FOR IMMEDIATE RELEASE
August 08, 2019
(Santa Fe, New Mexico) – In celebration of International Archaeology Day, Saturday, October 19, the Center for New Mexico Archaeology (CNMA) will open its doors to the public, providing an opportunity to learn about New Mexico’s fascinating 12,000-year cultural heritage and the science of archaeology through hands-on activities and demonstrations.
Visitors will be allowed to tour the Center for New Mexico Archaeology, the storage facility for New Mexico’s archaeological collections, as well as working research laboratories for the Office of Archaeological Studies. Meet the archaeologists behind the excavations at the Palace of the Governors, the Railyard, Santa Fe County Courthouse, and many other locations throughout the state.
There will also be an opportunity to throw spears with atlatls, shoot bows and arrows, make yucca fiber string, watch pottery firings, learn about coiled basketry, and talk with archaeologists.
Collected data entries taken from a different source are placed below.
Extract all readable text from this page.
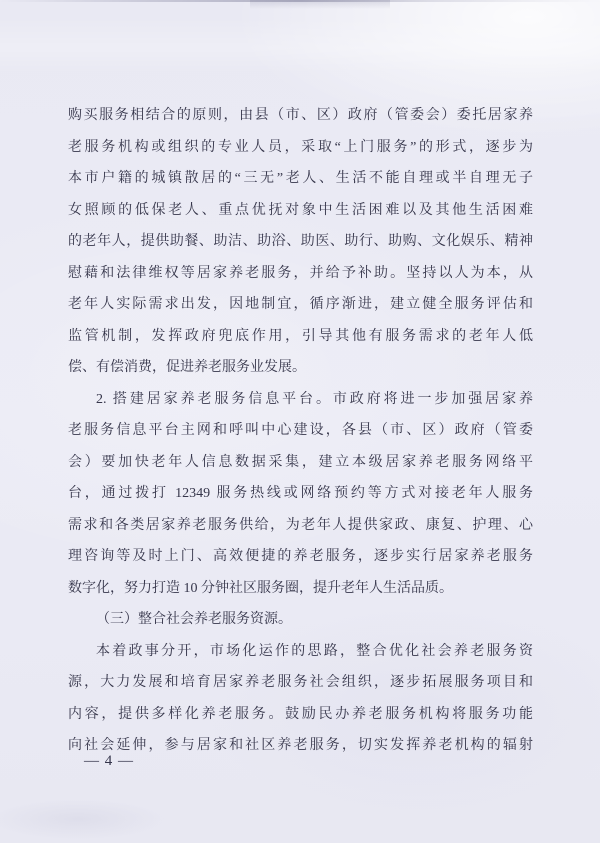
购买服务相结合的原则，由县（市、区）政府（管委会）委托居家养
老服务机构或组织的专业人员，采取“上门服务”的形式，逐步为
本市户籍的城镇散居的“三无”老人、生活不能自理或半自理无子
女照顾的低保老人、重点优抚对象中生活困难以及其他生活困难
的老年人，提供助餐、助洁、助浴、助医、助行、助购、文化娱乐、精神
慰藉和法律维权等居家养老服务，并给予补助。坚持以人为本，从
老年人实际需求出发，因地制宜，循序渐进，建立健全服务评估和
监管机制，发挥政府兜底作用，引导其他有服务需求的老年人低
偿、有偿消费，促进养老服务业发展。
2. 搭建居家养老服务信息平台。市政府将进一步加强居家养
老服务信息平台主网和呼叫中心建设，各县（市、区）政府（管委
会）要加快老年人信息数据采集，建立本级居家养老服务网络平
台，通过拨打 12349 服务热线或网络预约等方式对接老年人服务
需求和各类居家养老服务供给，为老年人提供家政、康复、护理、心
理咨询等及时上门、高效便捷的养老服务，逐步实行居家养老服务
数字化，努力打造 10 分钟社区服务圈，提升老年人生活品质。
（三）整合社会养老服务资源。
本着政事分开，市场化运作的思路，整合优化社会养老服务资
源，大力发展和培育居家养老服务社会组织，逐步拓展服务项目和
内容，提供多样化养老服务。鼓励民办养老服务机构将服务功能
向社会延伸，参与居家和社区养老服务，切实发挥养老机构的辐射
— 4 —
The event also marks the opening of Museum of Indian Arts and Culture’s new exhibit: “Women in Archaeology.” This exhibit highlights the work of 11 pioneer women in archaeology who worked in the American Southwest as well as touches on some major early and modern contributors to archaeology throughout the world.
“The staff of Center for New Mexico Archaeology love to open their doors to the public every International Archaeology Day. Every year we offer numerous hands on activities for all ages that allow visitors to learn how certain artifacts were made to how archaeologists document their discoveries,” said Eric Blinman, Ph.D., Director of the Office of Archaeological Studies.
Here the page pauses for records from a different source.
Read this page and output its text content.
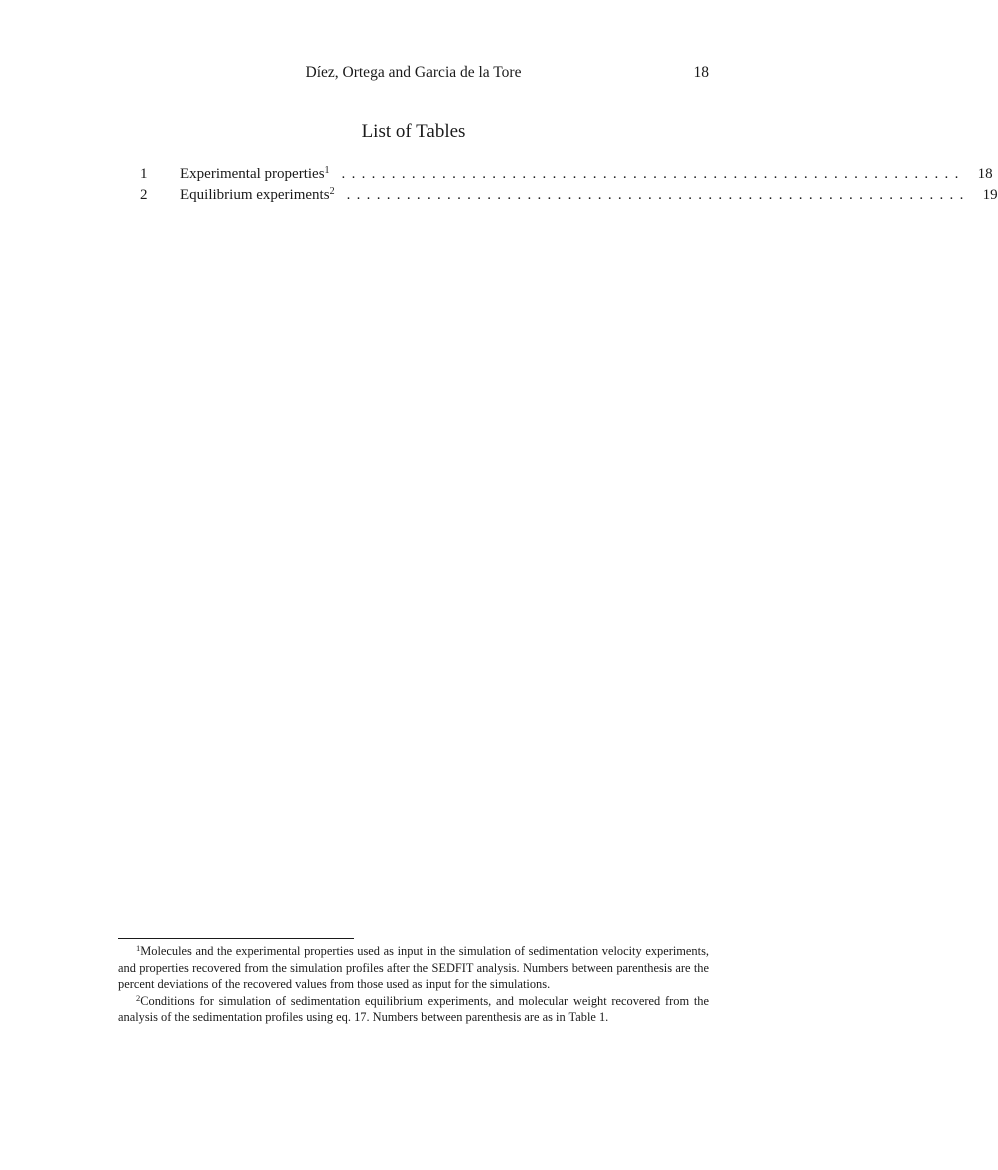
Díez, Ortega and Garcia de la Tore	18
List of Tables
1	Experimental properties$^1$ .............................................................. 18
2	Equilibrium experiments$^2$ .............................................................. 19

$^1$Molecules and the experimental properties used as input in the simulation of sedimentation velocity experiments, and properties recovered from the simulation profiles after the SEDFIT analysis. Numbers between parenthesis are the percent deviations of the recovered values from those used as input for the simulations.

$^2$Conditions for simulation of sedimentation equilibrium experiments, and molecular weight recovered from the analysis of the sedimentation profiles using eq. 17. Numbers between parenthesis are as in Table 1.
“The women highlighted in this exhibition made numerous contributions to their field and helped educate many students who went on to pursue careers in archaeology. Through their work, they have turned archaeology into the field it is, leaving a lasting legacy for the future of the discipline,” said exhibit co-curator Emily Hurley. “Early on in our field women were discouraged from pursing advanced degrees and conducting field work. By highlighting the work of 11 pioneer women in archaeology who worked here in the American Southwest, our hope to help inspire future generations of women to pursue a career in archaeology.
The “Women in Archaeology” exhibit opens on Archaeology Day: October 19, 2019 and will close October 9, 2020.
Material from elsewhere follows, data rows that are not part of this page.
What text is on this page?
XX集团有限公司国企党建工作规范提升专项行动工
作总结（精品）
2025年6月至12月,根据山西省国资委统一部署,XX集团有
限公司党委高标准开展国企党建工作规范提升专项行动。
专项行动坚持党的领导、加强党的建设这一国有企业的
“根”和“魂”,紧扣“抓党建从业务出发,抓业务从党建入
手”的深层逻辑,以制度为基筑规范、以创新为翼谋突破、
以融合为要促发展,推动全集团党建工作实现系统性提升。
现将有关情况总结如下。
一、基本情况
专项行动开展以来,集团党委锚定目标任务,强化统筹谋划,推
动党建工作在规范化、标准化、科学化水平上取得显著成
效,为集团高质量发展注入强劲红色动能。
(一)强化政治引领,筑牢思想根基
Center for New Mexico Archaeology, 7 Old Cochiti Road, Located off of the Caja Del Rio exit of the 599.
About the New Mexico Office of Archaeological Studies: http://www.nmarchaeology.org/
The New Mexico Office of Archaeological Studies is a division of the Department of Cultural Affairs, under the leadership of the Board of Regents for the Museum of New Mexico. Education and research programs are supported by the Museum of New Mexico Foundation, through the generous contributions of donors.
The Office of Archaeological Studies (OAS) conducts archaeological research projects throughout New Mexico with a diverse group of 15 archaeologists and support staff. OAS’s mission is to identify, interpret and share information about prehistoric and historic sites across the state. The office provides cost-reimbursable services to state agencies and private clients that need archaeological studies performed as part of their development projects. OAS provides ethnographic and historic research services, with an education outreach program that interacts with New Mexicans to answer questions about archaeology, history and the heritage of New Mexico. OAS has twice received the Society for American Archaeology’s Excellence in Public Education Award (2005 & 2012). In addition to client-initiated projects, OAS conducts research projects funded by grants and private donations. Many projects use a dedicated corps of volunteers. The office provides training for university students and makes use of their skills in the latest technology. OAS collaborates with Mexico’s national archaeological program and holds educational outreach programs in surrounding states.
OAS has specialized analytic laboratories, a small library and publication department, with nationally recognized experts in pottery, botany, and osteology. OAS’s has one of three low energy plasma radiocarbon sampling laboratories in the world, and the archaeomagnetic dating laboratory is one of three full-time labs in the United States dedicated to this dating technique.